使用Tensorrt的python api 部署支持动态batch的yolov5s

系统环境:

ubuntu 1804

cuda11.3

tensorrt 8.2.06

显卡2080

pytorch 1.10.0

onnx 1.10.2

onnx-simplifier 0.3.6

步骤１：导出onnx 模型(参考https://github.com/shouxieai/tensorRT_Pro)

1.1 下载yolov5项目并修改相关代码，目的是减少导出onnx的复杂度，只保留一个输出便于后处理

# 下载并进入yolov5项目
git clone git@github.com:ultralytics/yolov5.git
cd yolov5/models
gedit yolo.py

#更改yolov5/models/yolo.py Detect.forward函数 

# yolov5/models/yolo.py 
# bs, _, ny, nx = x[i].shape  # x(bs,255,20,20) to x(bs,3,20,20,85)
# x[i] = x[i].view(bs, self.na, self.no, ny, nx).permute(0, 1, 3, 4, 2).contiguous()
# 修改为:
bs, _, ny, nx = x[i].shape  # x(bs,255,20,20) to x(bs,3,20,20,85)
bs = -1
ny = int(ny)
nx = int(nx)
x[i] = x[i].view(bs, self.na, self.no, ny, nx).permute(0, 1, 3, 4, 2).contiguous()

# yolov5/models/yolo.py
#  z.append(y.view(bs, -1, self.no))
# 修改为：
z.append(y.view(bs, self.na * ny * nx, self.no))

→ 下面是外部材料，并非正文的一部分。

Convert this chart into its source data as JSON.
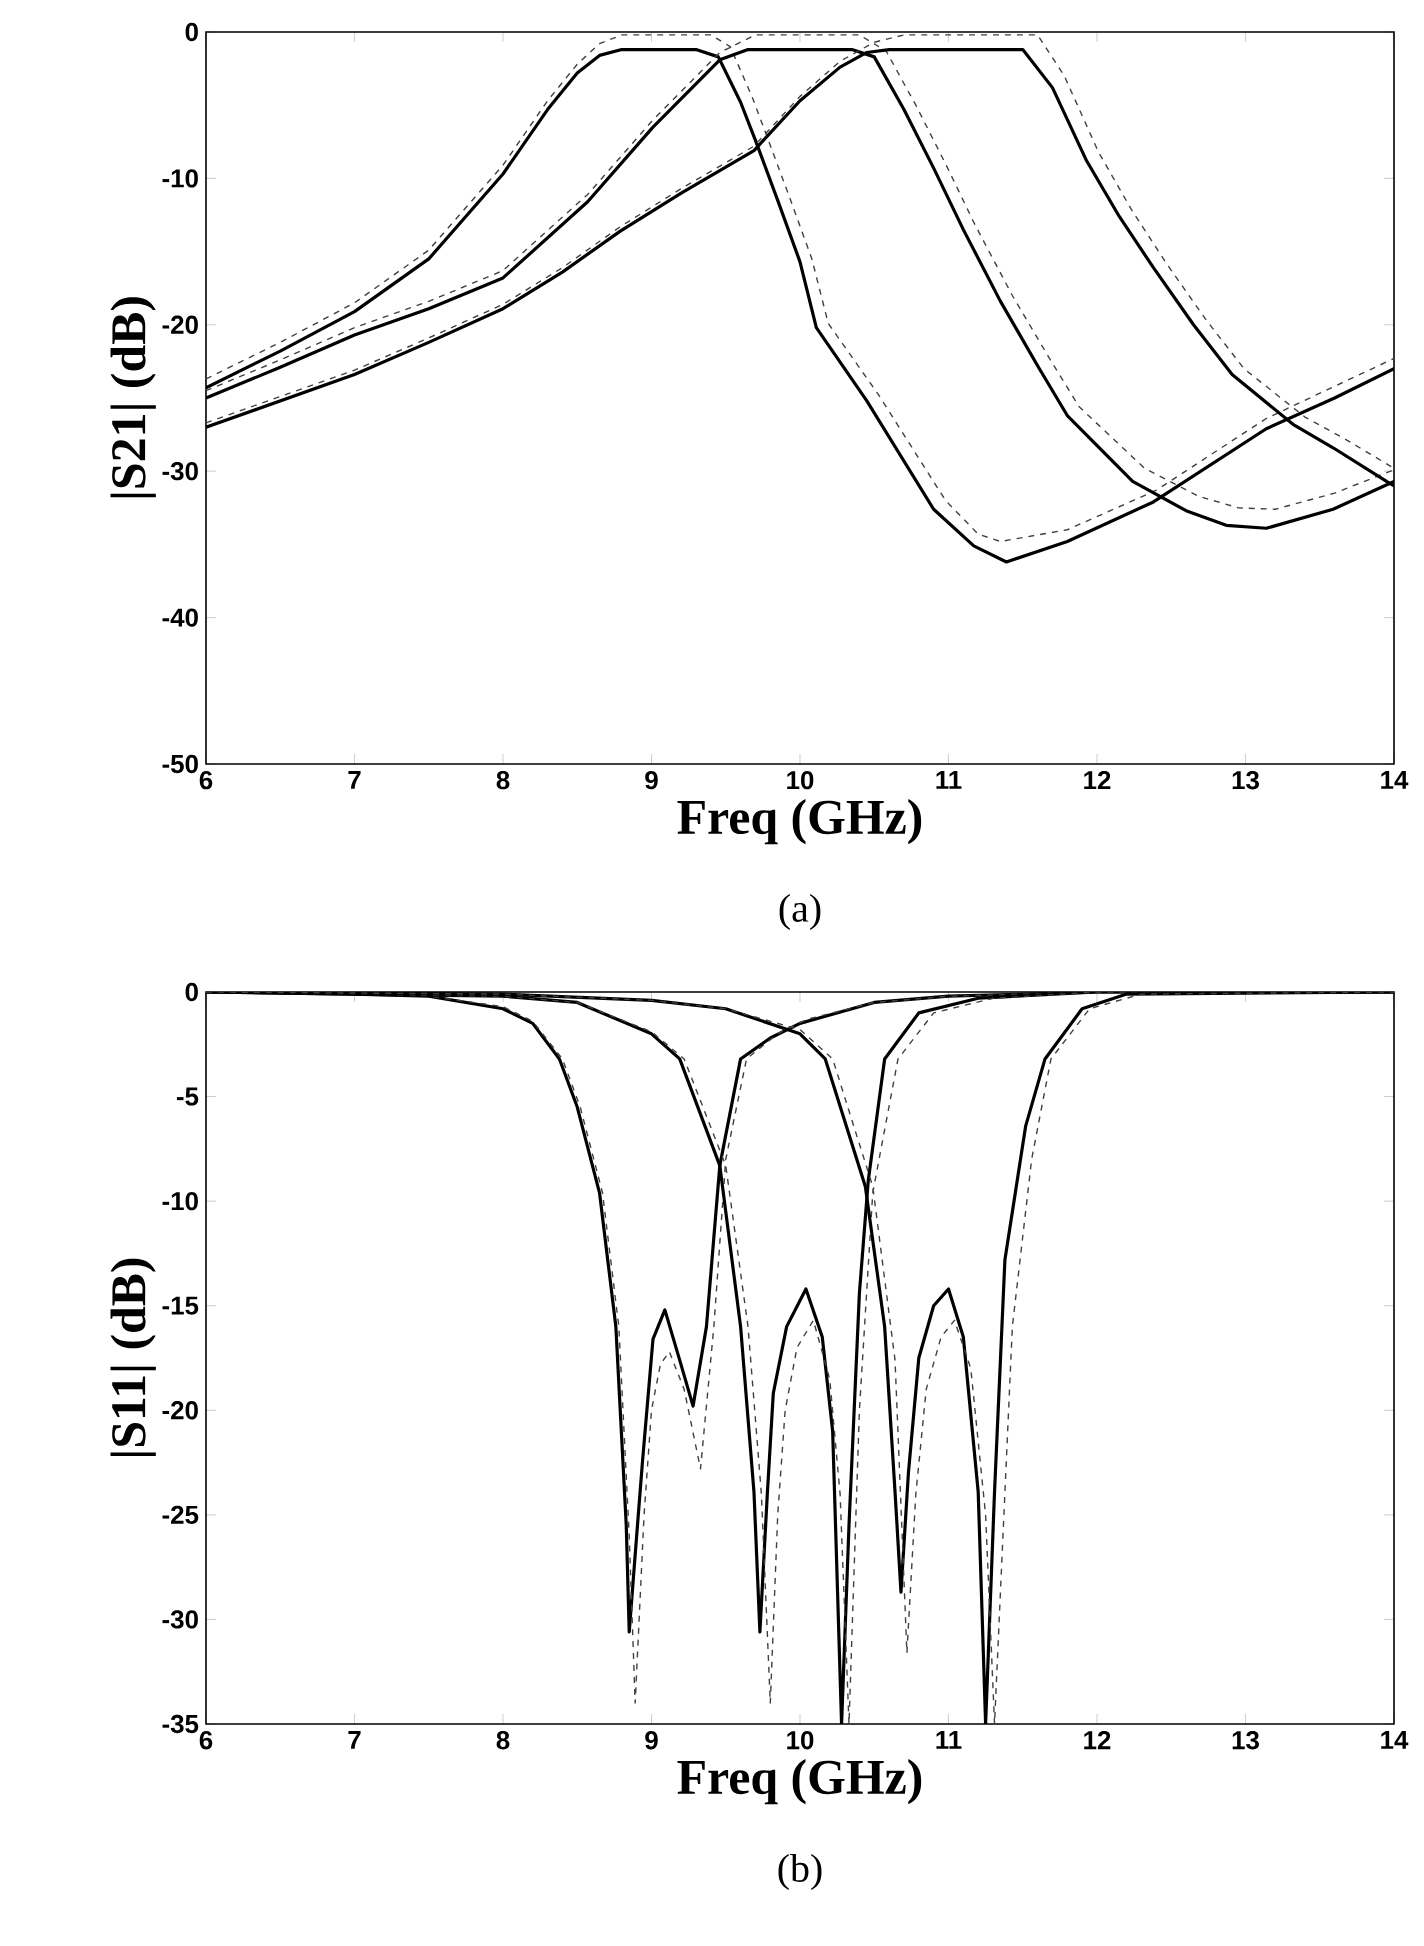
{
  "chart_data": [
    {
      "type": "line",
      "xlabel": "Freq (GHz)",
      "ylabel": "|S21| (dB)",
      "annotations": [
        "(a)"
      ],
      "xlim": [
        6,
        14
      ],
      "ylim": [
        -50,
        0
      ],
      "xticks": [
        6,
        7,
        8,
        9,
        10,
        11,
        12,
        13,
        14
      ],
      "yticks": [
        -50,
        -40,
        -30,
        -20,
        -10,
        0
      ],
      "series": [
        {
          "color": "#000000",
          "line_style": "solid",
          "x": [
            6,
            6.5,
            7,
            7.5,
            8,
            8.3,
            8.5,
            8.65,
            8.8,
            9.3,
            9.45,
            9.6,
            9.7,
            9.85,
            10.0,
            10.11,
            10.45,
            10.9,
            11.17,
            11.39,
            11.8,
            12.38,
            13.14,
            13.6,
            14
          ],
          "values": [
            -24.3,
            -21.8,
            -19.1,
            -15.5,
            -9.7,
            -5.3,
            -2.8,
            -1.6,
            -1.2,
            -1.2,
            -1.7,
            -4.8,
            -7.4,
            -11.5,
            -15.7,
            -20.2,
            -25.2,
            -32.6,
            -35.1,
            -36.2,
            -34.8,
            -32.1,
            -27.1,
            -25.0,
            -23.0
          ]
        },
        {
          "color": "#404040",
          "line_style": "dashed",
          "x": [
            6,
            6.5,
            7,
            7.5,
            8,
            8.3,
            8.5,
            8.65,
            8.8,
            9.4,
            9.53,
            9.68,
            9.78,
            9.93,
            10.08,
            10.19,
            10.53,
            10.98,
            11.2,
            11.35,
            11.8,
            12.4,
            13.14,
            13.6,
            14
          ],
          "values": [
            -23.7,
            -21.2,
            -18.5,
            -14.9,
            -9.1,
            -4.7,
            -2.2,
            -0.8,
            -0.2,
            -0.2,
            -1.0,
            -4.5,
            -7.2,
            -11.3,
            -15.5,
            -19.9,
            -24.8,
            -32.0,
            -34.3,
            -34.8,
            -34.0,
            -31.3,
            -26.4,
            -24.2,
            -22.3
          ]
        },
        {
          "color": "#000000",
          "line_style": "solid",
          "x": [
            6,
            6.5,
            7,
            7.5,
            8,
            8.57,
            9.01,
            9.46,
            9.65,
            10.35,
            10.5,
            10.7,
            10.9,
            11.1,
            11.35,
            11.6,
            11.8,
            12.24,
            12.6,
            12.87,
            13.14,
            13.59,
            14
          ],
          "values": [
            -25.0,
            -22.9,
            -20.7,
            -18.9,
            -16.8,
            -11.6,
            -6.5,
            -1.9,
            -1.2,
            -1.2,
            -1.7,
            -5.3,
            -9.3,
            -13.5,
            -18.4,
            -22.8,
            -26.2,
            -30.7,
            -32.7,
            -33.7,
            -33.9,
            -32.6,
            -30.7
          ]
        },
        {
          "color": "#404040",
          "line_style": "dashed",
          "x": [
            6,
            6.5,
            7,
            7.5,
            8,
            8.57,
            9.01,
            9.46,
            9.7,
            10.4,
            10.58,
            10.78,
            10.98,
            11.18,
            11.43,
            11.68,
            11.88,
            12.32,
            12.68,
            12.95,
            13.2,
            13.6,
            14
          ],
          "values": [
            -24.5,
            -22.4,
            -20.2,
            -18.4,
            -16.3,
            -11.1,
            -6.0,
            -1.4,
            -0.2,
            -0.2,
            -1.3,
            -5.0,
            -9.0,
            -13.2,
            -18.0,
            -22.3,
            -25.6,
            -29.8,
            -31.7,
            -32.5,
            -32.6,
            -31.5,
            -29.9
          ]
        },
        {
          "color": "#000000",
          "line_style": "solid",
          "x": [
            6,
            6.5,
            7,
            7.5,
            8,
            8.4,
            8.79,
            9.2,
            9.69,
            10.0,
            10.27,
            10.45,
            10.6,
            11.5,
            11.7,
            11.93,
            12.15,
            12.38,
            12.65,
            12.91,
            13.32,
            13.59,
            13.95,
            14
          ],
          "values": [
            -27.0,
            -25.2,
            -23.4,
            -21.2,
            -18.9,
            -16.4,
            -13.6,
            -11.0,
            -8.1,
            -4.7,
            -2.4,
            -1.4,
            -1.2,
            -1.2,
            -3.8,
            -8.8,
            -12.6,
            -16.1,
            -20.0,
            -23.4,
            -26.8,
            -28.4,
            -30.7,
            -31.0
          ]
        },
        {
          "color": "#404040",
          "line_style": "dashed",
          "x": [
            6,
            6.5,
            7,
            7.5,
            8,
            8.4,
            8.79,
            9.2,
            9.69,
            10.0,
            10.27,
            10.5,
            10.7,
            11.6,
            11.78,
            12.01,
            12.23,
            12.46,
            12.73,
            12.99,
            13.4,
            13.67,
            14
          ],
          "values": [
            -26.7,
            -24.9,
            -23.1,
            -20.9,
            -18.6,
            -16.1,
            -13.3,
            -10.7,
            -7.8,
            -4.4,
            -2.0,
            -0.7,
            -0.2,
            -0.2,
            -3.0,
            -8.2,
            -12.1,
            -15.7,
            -19.6,
            -23.0,
            -26.3,
            -27.8,
            -29.8
          ]
        }
      ]
    },
    {
      "type": "line",
      "xlabel": "Freq (GHz)",
      "ylabel": "|S11| (dB)",
      "annotations": [
        "(b)"
      ],
      "xlim": [
        6,
        14
      ],
      "ylim": [
        -35,
        0
      ],
      "xticks": [
        6,
        7,
        8,
        9,
        10,
        11,
        12,
        13,
        14
      ],
      "yticks": [
        -35,
        -30,
        -25,
        -20,
        -15,
        -10,
        -5,
        0
      ],
      "series": [
        {
          "color": "#000000",
          "line_style": "solid",
          "x": [
            6,
            7,
            7.5,
            8,
            8.2,
            8.38,
            8.5,
            8.65,
            8.76,
            8.83,
            8.85,
            8.9,
            8.94,
            9.01,
            9.09,
            9.19,
            9.28,
            9.37,
            9.46,
            9.6,
            9.8,
            10,
            10.5,
            11,
            12,
            14
          ],
          "values": [
            0,
            -0.1,
            -0.2,
            -0.8,
            -1.5,
            -3.2,
            -5.5,
            -9.6,
            -16.0,
            -25.5,
            -30.6,
            -26.0,
            -22.4,
            -16.6,
            -15.2,
            -17.6,
            -19.8,
            -16.0,
            -8.3,
            -3.2,
            -2.2,
            -1.5,
            -0.5,
            -0.2,
            0,
            0
          ]
        },
        {
          "color": "#404040",
          "line_style": "dashed",
          "x": [
            6,
            7,
            7.5,
            8,
            8.2,
            8.4,
            8.52,
            8.67,
            8.78,
            8.85,
            8.89,
            8.95,
            9.0,
            9.06,
            9.12,
            9.22,
            9.33,
            9.42,
            9.5,
            9.64,
            9.85,
            10.05,
            10.5,
            11,
            12,
            14
          ],
          "values": [
            0,
            -0.1,
            -0.2,
            -0.7,
            -1.4,
            -3.2,
            -5.5,
            -9.6,
            -16.0,
            -26.0,
            -34.0,
            -25.0,
            -20.0,
            -17.8,
            -17.2,
            -19.0,
            -22.8,
            -16.0,
            -8.0,
            -3.2,
            -2.0,
            -1.3,
            -0.5,
            -0.2,
            0,
            0
          ]
        },
        {
          "color": "#000000",
          "line_style": "solid",
          "x": [
            6,
            7,
            8,
            8.5,
            9,
            9.19,
            9.46,
            9.6,
            9.69,
            9.73,
            9.78,
            9.82,
            9.91,
            10.04,
            10.15,
            10.22,
            10.28,
            10.33,
            10.4,
            10.46,
            10.57,
            10.8,
            11.2,
            12,
            14
          ],
          "values": [
            0,
            -0.1,
            -0.2,
            -0.5,
            -2.0,
            -3.2,
            -8.3,
            -16.0,
            -23.9,
            -30.6,
            -24.0,
            -19.2,
            -16.0,
            -14.2,
            -16.5,
            -21.0,
            -35.0,
            -25.5,
            -14.4,
            -9.0,
            -3.2,
            -1.0,
            -0.3,
            0,
            0
          ]
        },
        {
          "color": "#404040",
          "line_style": "dashed",
          "x": [
            6,
            7,
            8,
            8.5,
            9,
            9.22,
            9.5,
            9.65,
            9.74,
            9.8,
            9.85,
            9.9,
            9.98,
            10.09,
            10.2,
            10.27,
            10.33,
            10.4,
            10.49,
            10.66,
            10.9,
            11.3,
            12,
            14
          ],
          "values": [
            0,
            -0.1,
            -0.2,
            -0.5,
            -1.9,
            -3.2,
            -8.3,
            -16.0,
            -24.0,
            -34.0,
            -25.0,
            -20.0,
            -17.0,
            -15.7,
            -18.5,
            -24.0,
            -35.0,
            -20.0,
            -9.6,
            -3.2,
            -1.0,
            -0.3,
            0,
            0
          ]
        },
        {
          "color": "#000000",
          "line_style": "solid",
          "x": [
            6,
            8,
            9,
            9.5,
            10,
            10.17,
            10.44,
            10.57,
            10.64,
            10.68,
            10.73,
            10.8,
            10.9,
            11.0,
            11.1,
            11.2,
            11.25,
            11.31,
            11.38,
            11.52,
            11.65,
            11.9,
            12.2,
            14
          ],
          "values": [
            0,
            -0.1,
            -0.4,
            -0.8,
            -2.0,
            -3.2,
            -9.3,
            -16.0,
            -23.9,
            -28.7,
            -23.0,
            -17.5,
            -15.0,
            -14.2,
            -16.5,
            -23.9,
            -35.0,
            -23.9,
            -12.8,
            -6.4,
            -3.2,
            -0.8,
            -0.1,
            0
          ]
        },
        {
          "color": "#404040",
          "line_style": "dashed",
          "x": [
            6,
            8,
            9,
            9.5,
            10,
            10.22,
            10.49,
            10.64,
            10.72,
            10.78,
            10.85,
            10.95,
            11.04,
            11.15,
            11.25,
            11.31,
            11.43,
            11.56,
            11.69,
            11.95,
            12.3,
            14
          ],
          "values": [
            0,
            -0.1,
            -0.4,
            -0.8,
            -1.8,
            -3.2,
            -9.3,
            -17.6,
            -31.6,
            -24.0,
            -19.0,
            -16.5,
            -15.7,
            -18.0,
            -25.0,
            -35.0,
            -16.0,
            -8.0,
            -3.2,
            -0.8,
            -0.1,
            0
          ]
        }
      ]
    }
  ]
}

############# 对于 yolov5-6.0 #####################
# yolov5/models/yolo.py Detect.forward函数
# if self.grid[i].shape[2:4] != x[i].shape[2:4] or self.onnx_dynamic:
#    self.grid[i], self.anchor_grid[i] = self._make_grid(nx, ny, i)
# 修改为:
if self.grid[i].shape[2:4] != x[i].shape[2:4] or self.onnx_dynamic:
    self.grid[i], self.anchor_grid[i] = self._make_grid(nx, ny, i)

    # disconnect for pytorch trace
    anchor_grid = (self.anchors[i].clone() * self.stride[i]).view(1, -1, 1, 1, 2)

# y[..., 2:4] = (y[..., 2:4] * 2) ** 2 * self.anchor_grid[i]  # wh
# 修改为:
y[..., 2:4] = (y[..., 2:4] * 2) ** 2 * anchor_grid  # wh


# wh = (y[..., 2:4] * 2) ** 2 * self.anchor_grid[i]  # wh
# 修改为:
wh = (y[..., 2:4] * 2) ** 2 * anchor_grid  # wh

#return x if self.training else (torch.cat(z, 1), x)
#修改为
return torch.cat(z, 1)

1.2 模型导出

修改yolov5/export.py,目的是只保留onnx模型动态batch

############# 对于 yolov5-6.0 #####################

# yolov5/export.py　export_onnx函数
# torch.onnx.export(model, im, f, verbose=False, opset_version=opset,
#                   training=torch.onnx.TrainingMode.TRAINING if train else torch.onnx.TrainingMode.EVAL,
#                   do_constant_folding=not train,
#                   input_names=['images'],
#                   output_names=['output'],
#                   dynamic_axes={'images': {0: 'batch', 2: 'height', 3: 'width'},  # shape(1,3,640,640)
#                                 'output': {0: 'batch', 1: 'anchors'}  # shape(1,25200,85)
#                                 } if dynamic else None)
# 修改为

        torch.onnx.export(model, im, f, verbose=False, opset_version=opset,
                          training=torch.onnx.TrainingMode.TRAINING if train else torch.onnx.TrainingMode.EVAL,
                          do_constant_folding=not train,
                          input_names=['images'],
                          output_names=['output'],
                          dynamic_axes={'images': {0: 'batch'},  # shape(1,3,640,640)
                                        'output': {0: 'batch'}  # shape(1,25200,85)
                                        } if dynamic else None)

cd yolov5
python export.py --weights=yolov5s.pt --dynamic --include=onnx --opset=11 --simplify

然后就生成了yolov5.onnx文件，用https://netron.app/ 打开可以看到模型结构，可以发现模型现在只有１个输出，维度是［Batch_size,25200,85]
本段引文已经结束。